Despite the muted tone in the market, the technical picture remains encouraging. The price has been trading within a short-term bullish channel over the past month and slightly above its exponential moving averages (EMAs), while it recently secured a strong foothold around the 50% Fibonacci retracement of the 2021-2022 downtrend and the ascending line from October.
Meanwhile, some caution might be necessary as the RSI and the MACD seem to be losing impetus. Yet, the former is still fluctuating comfortably above its 50 neutral mark, while the latter is also clearly above its zero line, endorsing the positive trajectory in the market.

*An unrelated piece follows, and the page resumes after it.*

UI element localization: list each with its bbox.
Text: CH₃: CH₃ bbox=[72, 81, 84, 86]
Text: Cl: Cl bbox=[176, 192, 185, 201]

If the bulls cross above the 1.0988 border, which they could not successfully claim in February, the recovery may speed up towards the channel’s upper boundary seen around 1.1130. A continuation above the 1.1183-1.1230 zone could then clear the way towards the 1.1365 resistance and the 61.8% Fibonacci of 1.1450.
Alternatively, the pair may come under renewed selling pressure if the 1.0940 support region collapses and the price slides below its 20-day EMA. If that proves to be the case, the 50-day EMA currently at 1.0825 may immediately attract attention ahead of the 1.0735-1.0700 area. Moving lower, the bears may next target the 200-day EMA and the 38.2% Fibonacci level of 1.0609.
In brief, the short-term risk for EURUSD remains skewed to the upside, sustaining hopes for a bounce up to the channel’s upper bar despite the latest horizontal move in the price.